Мое визуальное наслаждение прервала фигура руки с открытой бутылкой вина в ней. Я осознал ее присутствие у меня перед глазами лишь спустя секунду. Осознал предложение выпить лишь через несколько секунд. Я отпил. Вкус вина был таким же отвратительным, как и вкус коньяка. Все было здесь, в этой чертовой дыре, монолитным. Я еще раз убедился в этом.
– Пошли ко мне, – робко произнесла рыжеволосая девушка, не глядя на меня. Она нарушила паутину тишины, проткнув ее этим вопросом. Ее голос был в меру нежен, в меру груб и громок. Я не растаял от ее предложения, удивился я ему лишь слегка.
– Далеко идти? – спросил я.
Она встала и пошла. Я встал и пошел за ней.
Мы шли и молчали, мы шли и смотрели себе под ноги. Я старался обходить лужи и грязь, моя спутница – плыла сквозь всю эту слякоть. В итоге, мы подошли к магазину.
– Подожди, – тихо произнесла она и проследовала вовнутрь, предварительно отдав мне бутылку. Я оглянулся по сторонам и снова отпил.
Моя молчаливая спутница вышла с двумя бутылками такого же вина и взглянула на меня. Все-таки это произошло. В ее глазах я увидел такую же грязь, как и у себя под ногами, как под ногтями мужчины с генделя. Казалось, ее можно зачерпнуть ложкой, казалось, что зачерпнуть должен я. Я точно знал, что ее я не полюблю, не захочу вы*****, не захочу выругать, не захочу обнять, не захочу ударить и еще миллион «не захочу». Это я знал, это мне не казалось.
Мы продолжили наше путешествие. Я все скулил внутри, поддавался безмерной трусости. Она все молчала, шла, вступая в лужи и поскальзываясь на грязи. Вскоре мы пришли по адресу.
Дом, в котором жила рыжеволосая, ничем не отличался от других: все та же вонь, все тот же бледный цвет стен, все такие же разбитые окна и обшарпанная дверь подъезда. Жила она на втором этаже в однокомнатной квартире.
Квартира была грязная, что никак меня не удивило. Она была пустой. Стены темно-зеленого цвета, измазанные, точно цвет штанов убитого в бою солдата. Затхлость наполняла пространство до краев – казалось, окно сейчас с треском вылетит. Справа от окна лежал широкий испачканный матрас, левее от окна – небольшой шатающийся стол, на котором стояла пустая ваза с грязной водой. Зайдя, моя спутница бросила курточку и шапку на пол, я же – лишь расстегнулся, шапку положил в карман курточки. Она пошла на кухню открывать бутылку. Вернувшись, рухнулась на матрас и оперлась об стену. Я сел рядом.
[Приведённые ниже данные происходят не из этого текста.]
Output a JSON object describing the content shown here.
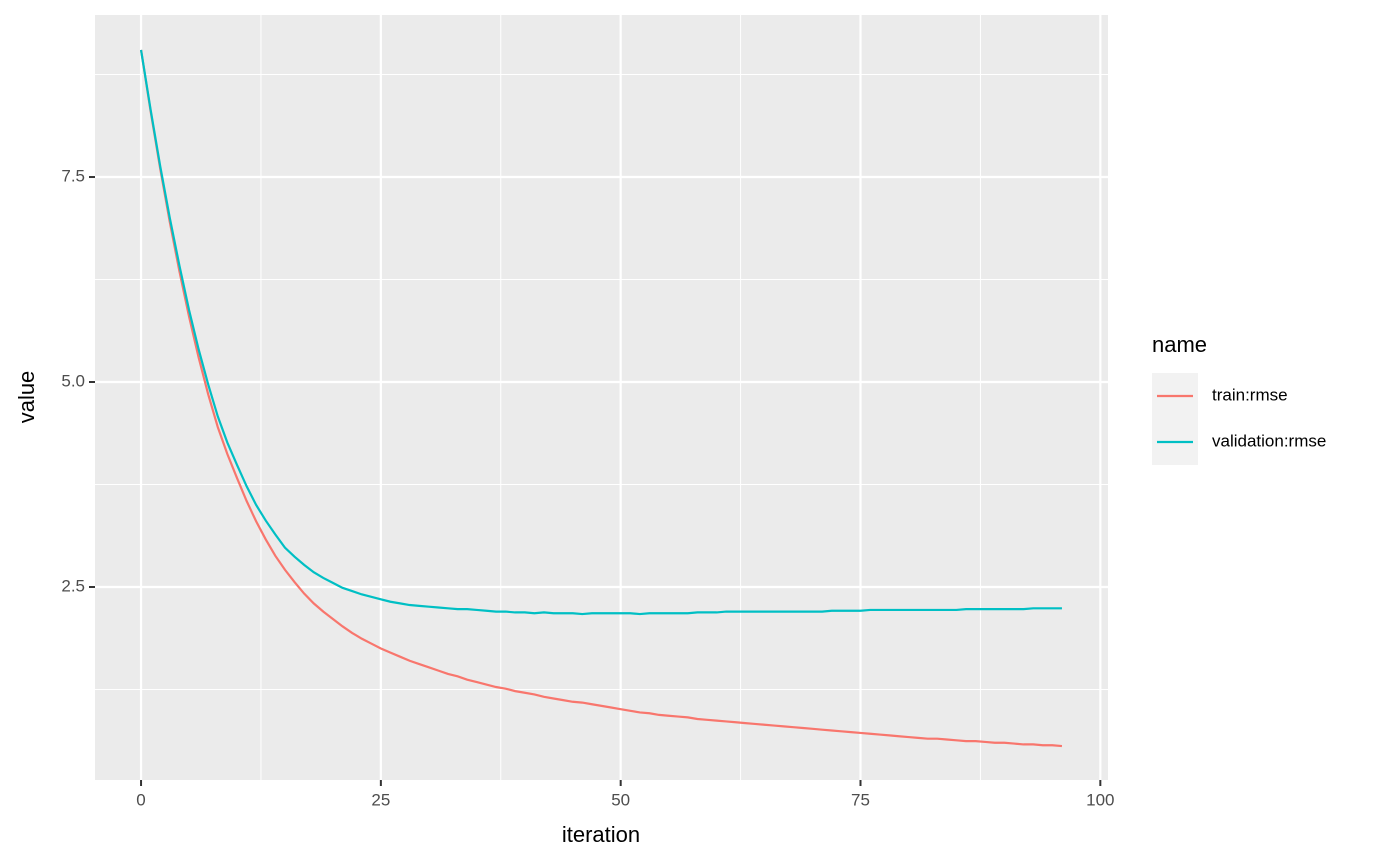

Теперь девушка не стеснялась смотреть на меня, а напротив – поедала меня своими мутными глазищами. Мы молчали. Мы пили. Я все не находил себе покоя – внутри меня была буря, которая вот-вот вырвется наружу, вырвет густой ярко-рыжий локон, разорвет эти стены, точно бумажные. Буря эта рождалась в моей голове и сердце, состояла она из воспоминаний о том времени, когда я был маленьким и восхищался матерью, ее безмерным теплом и постоянно печальными глазами нежно-голубого цвета. Такой цвет часто бывает у неба в конце сентября, когда тепло покидает нас. Буря была соткана из историй отца, его забавных словосочетаний, которые меня всегда смешили. Сейчас же остался лишь зыбкий горячий песок, который практически высыпался сквозь пальцы…
Внешне я был такой же спокойный и беззаботный, как и раньше, как и всегда. Мы все сидели да пили. То ли от нервного напряжения, то ли от голода я становился пьяным, мои веки тяжелели и в итоге я уснул.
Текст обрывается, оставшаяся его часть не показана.